Friday, January 12, 2007

Crude Oil Market Analysis (1/11/07)

Today the market continued its downward trend after another rally failed in the wake of OPEC’s appeal to its members to comply with their respective production reduction quotas.

The market reached another 19-month low overnight to hit $52.94 but rallied on OPEC’s appeal to its members to comply with their respective production reduction quotas. However, once it became clear that the market was unable to rally above the 2006 low of $54.85 in light of the estimate by Oil Movements that OPEC production will increase by 350,000 barrels per day in Jan. from its Dec. productions, the market continued its downward trend to hit another 19-month low at $51.80 before closing at $51.88.

Today’s market action is consistent with the Jan. 9 Crude Oil Market Analysis that “once the market breaks $55.00 to touch $54.70, it will be a free fall towards $50.00-$50.40.” This point is echoed by Barclay’s technician Philip Roberts in London, who said that “a pivotal moment in oil's decline so far this month is its passage through $55, and subsequently the lows of 2006, implying further near-term weakness.”

Fundamentally the market is very weak and shows no sign of bottoming out. Technically, however, the 14-day RSI for the Feb. contract is currently below 30, which indicates that the market is oversold.

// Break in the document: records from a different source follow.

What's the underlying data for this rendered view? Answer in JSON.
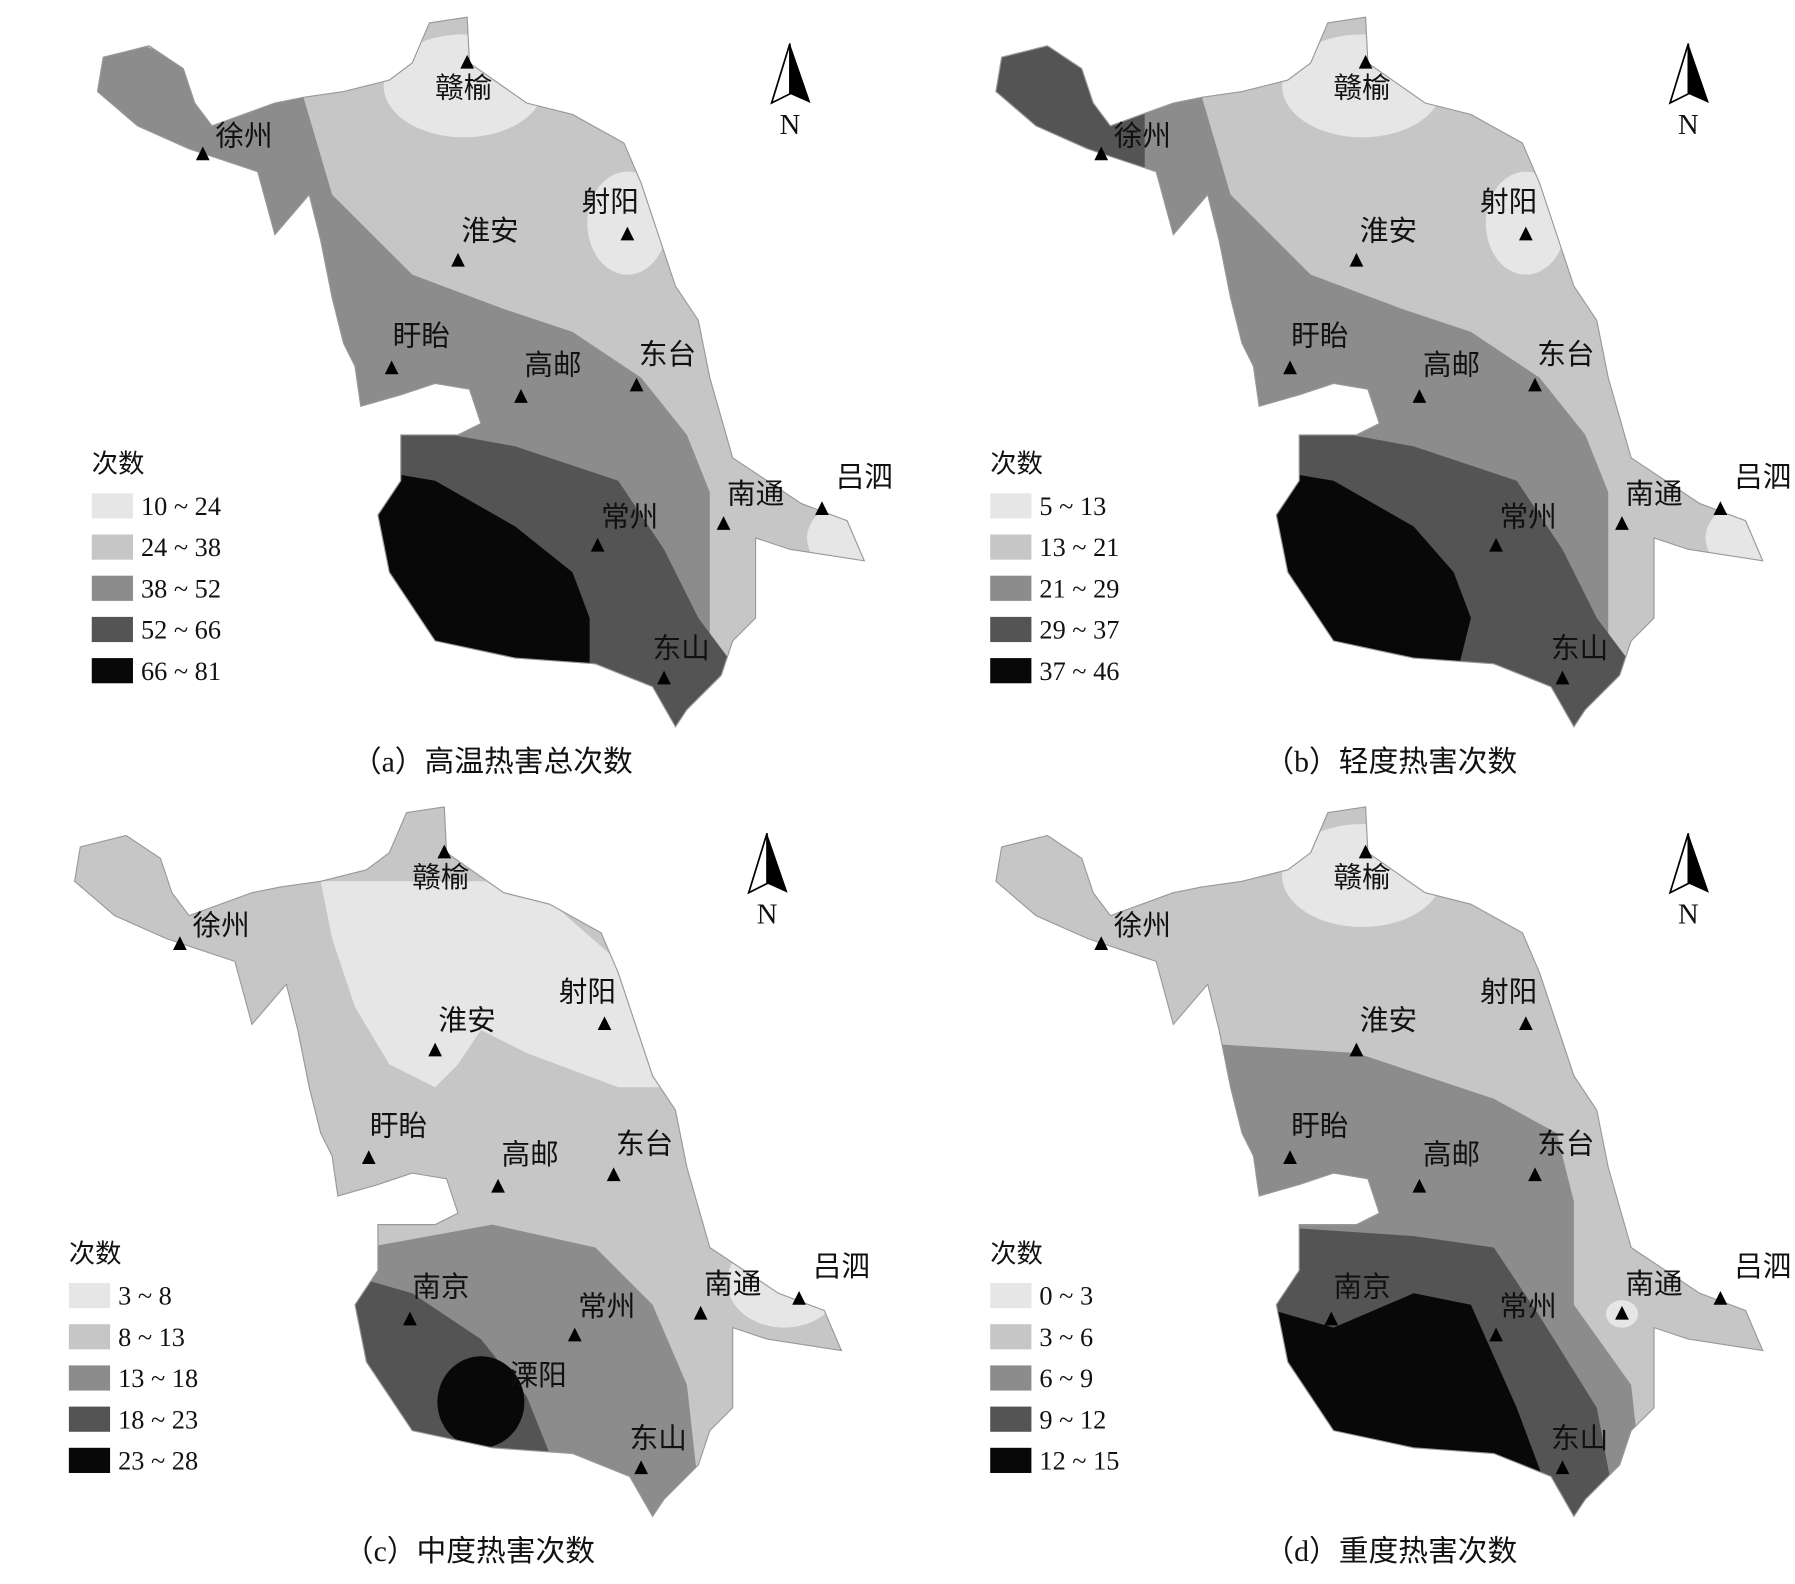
{
  "panels": [
    {
      "caption": "（a）高温热害总次数",
      "legend": {
        "title": "次数",
        "items": [
          "10 ~ 24",
          "24 ~ 38",
          "38 ~ 52",
          "52 ~ 66",
          "66 ~ 81"
        ]
      },
      "north": "N",
      "stations": [
        "赣榆",
        "徐州",
        "淮安",
        "射阳",
        "盱眙",
        "高邮",
        "东台",
        "南通",
        "吕泗",
        "常州",
        "东山"
      ]
    },
    {
      "caption": "（b）轻度热害次数",
      "legend": {
        "title": "次数",
        "items": [
          "5 ~ 13",
          "13 ~ 21",
          "21 ~ 29",
          "29 ~ 37",
          "37 ~ 46"
        ]
      },
      "north": "N",
      "stations": [
        "赣榆",
        "徐州",
        "淮安",
        "射阳",
        "盱眙",
        "高邮",
        "东台",
        "南通",
        "吕泗",
        "常州",
        "东山"
      ]
    },
    {
      "caption": "（c）中度热害次数",
      "legend": {
        "title": "次数",
        "items": [
          "3 ~ 8",
          "8 ~ 13",
          "13 ~ 18",
          "18 ~ 23",
          "23 ~ 28"
        ]
      },
      "north": "N",
      "stations": [
        "赣榆",
        "徐州",
        "淮安",
        "射阳",
        "盱眙",
        "高邮",
        "东台",
        "南通",
        "吕泗",
        "常州",
        "东山",
        "南京",
        "溧阳"
      ]
    },
    {
      "caption": "（d）重度热害次数",
      "legend": {
        "title": "次数",
        "items": [
          "0 ~ 3",
          "3 ~ 6",
          "6 ~ 9",
          "9 ~ 12",
          "12 ~ 15"
        ]
      },
      "north": "N",
      "stations": [
        "赣榆",
        "徐州",
        "淮安",
        "射阳",
        "盱眙",
        "高邮",
        "东台",
        "南通",
        "吕泗",
        "常州",
        "东山",
        "南京"
      ]
    }
  ]
}
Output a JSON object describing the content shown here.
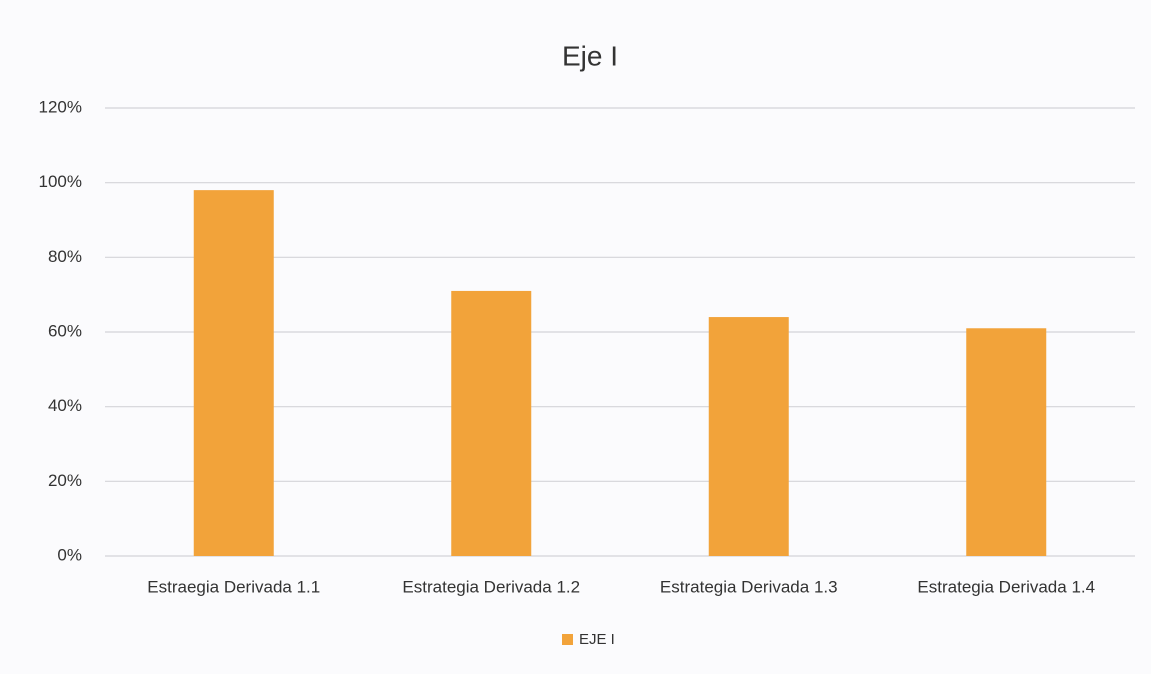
{
  "chart_data": {
    "type": "bar",
    "title": "Eje I",
    "categories": [
      "Estraegia Derivada 1.1",
      "Estrategia Derivada 1.2",
      "Estrategia Derivada 1.3",
      "Estrategia Derivada 1.4"
    ],
    "series": [
      {
        "name": "EJE I",
        "color": "#f2a33a",
        "values": [
          98,
          71,
          64,
          61
        ]
      }
    ],
    "ylim": [
      0,
      120
    ],
    "yticks": [
      {
        "value": 0,
        "label": "0%"
      },
      {
        "value": 20,
        "label": "20%"
      },
      {
        "value": 40,
        "label": "40%"
      },
      {
        "value": 60,
        "label": "60%"
      },
      {
        "value": 80,
        "label": "80%"
      },
      {
        "value": 100,
        "label": "100%"
      },
      {
        "value": 120,
        "label": "120%"
      }
    ],
    "grid": true,
    "legend": "bottom"
  }
}
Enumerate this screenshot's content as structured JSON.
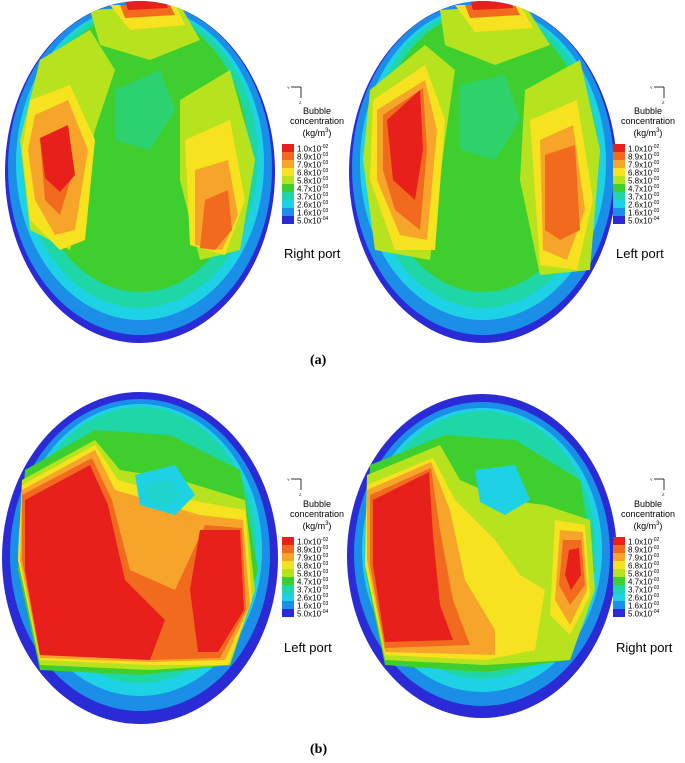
{
  "legend": {
    "title_line1": "Bubble",
    "title_line2": "concentration",
    "unit_base": "(kg/m",
    "unit_exp": "3",
    "unit_close": ")",
    "levels": [
      {
        "mant": "1.0x10",
        "exp": "-02",
        "color": "#e8201c"
      },
      {
        "mant": "8.9x10",
        "exp": "-03",
        "color": "#f26a1e"
      },
      {
        "mant": "7.9x10",
        "exp": "-03",
        "color": "#f7a52a"
      },
      {
        "mant": "6.8x10",
        "exp": "-03",
        "color": "#f6e21e"
      },
      {
        "mant": "5.8x10",
        "exp": "-03",
        "color": "#b6e31e"
      },
      {
        "mant": "4.7x10",
        "exp": "-03",
        "color": "#3ecf2e"
      },
      {
        "mant": "3.7x10",
        "exp": "-03",
        "color": "#1ed6a6"
      },
      {
        "mant": "2.6x10",
        "exp": "-03",
        "color": "#1ed2e6"
      },
      {
        "mant": "1.6x10",
        "exp": "-03",
        "color": "#1b8ee8"
      },
      {
        "mant": "5.0x10",
        "exp": "-04",
        "color": "#2a2ad6"
      }
    ]
  },
  "axis": {
    "y_label": "Y",
    "z_label": "Z"
  },
  "panels": {
    "a_left": {
      "port_label": "Right port"
    },
    "a_right": {
      "port_label": "Left port"
    },
    "b_left": {
      "port_label": "Left port"
    },
    "b_right": {
      "port_label": "Right port"
    }
  },
  "captions": {
    "a": "(a)",
    "b": "(b)"
  }
}
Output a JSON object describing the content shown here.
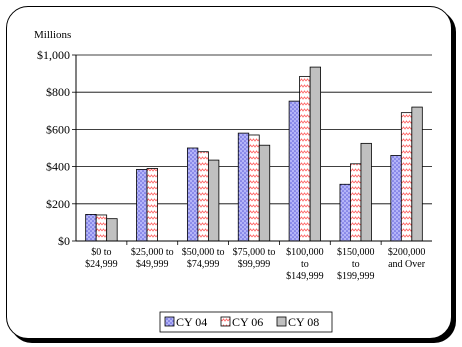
{
  "chart_data": {
    "type": "bar",
    "y_unit_label": "Millions",
    "ylim": [
      0,
      1000
    ],
    "yticks": [
      "$0",
      "$200",
      "$400",
      "$600",
      "$800",
      "$1,000"
    ],
    "ytick_values": [
      0,
      200,
      400,
      600,
      800,
      1000
    ],
    "categories": [
      [
        "$0 to",
        "$24,999"
      ],
      [
        "$25,000 to",
        "$49,999"
      ],
      [
        "$50,000 to",
        "$74,999"
      ],
      [
        "$75,000 to",
        "$99,999"
      ],
      [
        "$100,000",
        "to",
        "$149,999"
      ],
      [
        "$150,000",
        "to",
        "$199,999"
      ],
      [
        "$200,000",
        "and Over"
      ]
    ],
    "series": [
      {
        "name": "CY 04",
        "color": "#8c8cf0",
        "pattern": "dots",
        "values": [
          143,
          385,
          500,
          580,
          752,
          305,
          460
        ]
      },
      {
        "name": "CY 06",
        "color": "#ff9999",
        "pattern": "zigzag",
        "values": [
          140,
          390,
          480,
          570,
          885,
          415,
          690
        ]
      },
      {
        "name": "CY 08",
        "color": "#c0c0c0",
        "pattern": "solid",
        "values": [
          120,
          0,
          435,
          515,
          935,
          525,
          720
        ]
      }
    ],
    "grid": true,
    "legend_position": "bottom"
  }
}
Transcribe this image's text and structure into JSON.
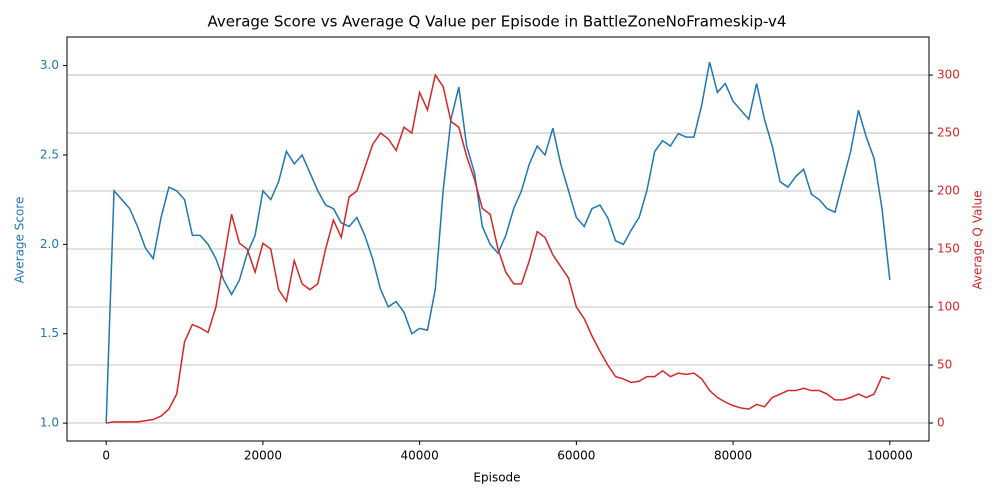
{
  "chart_data": {
    "type": "line",
    "title": "Average Score vs Average Q Value per Episode in BattleZoneNoFrameskip-v4",
    "xlabel": "Episode",
    "ylabel": "Average Score",
    "y2label": "Average Q Value",
    "x": [
      0,
      1000,
      2000,
      3000,
      4000,
      5000,
      6000,
      7000,
      8000,
      9000,
      10000,
      11000,
      12000,
      13000,
      14000,
      15000,
      16000,
      17000,
      18000,
      19000,
      20000,
      21000,
      22000,
      23000,
      24000,
      25000,
      26000,
      27000,
      28000,
      29000,
      30000,
      31000,
      32000,
      33000,
      34000,
      35000,
      36000,
      37000,
      38000,
      39000,
      40000,
      41000,
      42000,
      43000,
      44000,
      45000,
      46000,
      47000,
      48000,
      49000,
      50000,
      51000,
      52000,
      53000,
      54000,
      55000,
      56000,
      57000,
      58000,
      59000,
      60000,
      61000,
      62000,
      63000,
      64000,
      65000,
      66000,
      67000,
      68000,
      69000,
      70000,
      71000,
      72000,
      73000,
      74000,
      75000,
      76000,
      77000,
      78000,
      79000,
      80000,
      81000,
      82000,
      83000,
      84000,
      85000,
      86000,
      87000,
      88000,
      89000,
      90000,
      91000,
      92000,
      93000,
      94000,
      95000,
      96000,
      97000,
      98000,
      99000,
      100000
    ],
    "series": [
      {
        "name": "Average Score",
        "color": "#1f77b4",
        "axis": "y",
        "values": [
          1.0,
          2.3,
          2.25,
          2.2,
          2.1,
          1.98,
          1.92,
          2.15,
          2.32,
          2.3,
          2.25,
          2.05,
          2.05,
          2.0,
          1.92,
          1.8,
          1.72,
          1.8,
          1.95,
          2.05,
          2.3,
          2.25,
          2.35,
          2.52,
          2.45,
          2.5,
          2.4,
          2.3,
          2.22,
          2.2,
          2.12,
          2.1,
          2.15,
          2.05,
          1.92,
          1.75,
          1.65,
          1.68,
          1.62,
          1.5,
          1.53,
          1.52,
          1.75,
          2.3,
          2.7,
          2.88,
          2.55,
          2.4,
          2.1,
          2.0,
          1.95,
          2.05,
          2.2,
          2.3,
          2.45,
          2.55,
          2.5,
          2.65,
          2.45,
          2.3,
          2.15,
          2.1,
          2.2,
          2.22,
          2.15,
          2.02,
          2.0,
          2.08,
          2.15,
          2.3,
          2.52,
          2.58,
          2.55,
          2.62,
          2.6,
          2.6,
          2.78,
          3.02,
          2.85,
          2.9,
          2.8,
          2.75,
          2.7,
          2.9,
          2.7,
          2.55,
          2.35,
          2.32,
          2.38,
          2.42,
          2.28,
          2.25,
          2.2,
          2.18,
          2.35,
          2.52,
          2.75,
          2.6,
          2.48,
          2.2,
          1.8
        ]
      },
      {
        "name": "Average Q Value",
        "color": "#d62728",
        "axis": "y2",
        "values": [
          0,
          1,
          1,
          1,
          1,
          2,
          3,
          6,
          12,
          25,
          70,
          85,
          82,
          78,
          100,
          140,
          180,
          155,
          150,
          130,
          155,
          150,
          115,
          105,
          140,
          120,
          115,
          120,
          150,
          175,
          160,
          195,
          200,
          220,
          240,
          250,
          245,
          235,
          255,
          250,
          285,
          270,
          300,
          290,
          260,
          255,
          230,
          210,
          185,
          180,
          150,
          130,
          120,
          120,
          140,
          165,
          160,
          145,
          135,
          125,
          100,
          90,
          75,
          62,
          50,
          40,
          38,
          35,
          36,
          40,
          40,
          45,
          40,
          43,
          42,
          43,
          38,
          28,
          22,
          18,
          15,
          13,
          12,
          16,
          14,
          22,
          25,
          28,
          28,
          30,
          28,
          28,
          25,
          20,
          20,
          22,
          25,
          22,
          25,
          40,
          38
        ]
      }
    ],
    "xlim": [
      -5000,
      105000
    ],
    "xticks": [
      0,
      20000,
      40000,
      60000,
      80000,
      100000
    ],
    "ylim": [
      0.9,
      3.16
    ],
    "yticks": [
      {
        "value": 1,
        "label": "1.0"
      },
      1.5,
      {
        "value": 2,
        "label": "2.0"
      },
      2.5,
      {
        "value": 3,
        "label": "3.0"
      }
    ],
    "y2lim": [
      -15.5,
      332.8
    ],
    "y2ticks": [
      0,
      50,
      100,
      150,
      200,
      250,
      300
    ],
    "grid": true,
    "grid_axis": "y2"
  }
}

Currently the market trades 83-cent higher at $52.71. The bounce is not alarming to the bears, since the market dropped rapidly to $51.80 after breaking $52.94 and has not traded in the $51.80-$53.00 range before.

Tomorrow will be an inside range day. The market will trade between $51.80 and $53.90, as some shorts cover to take profit.

Strategy: Hold short at $54.75 with a stop at $55.00 in case the market rallies above 2006 low of $54.85; take profit below $50.40.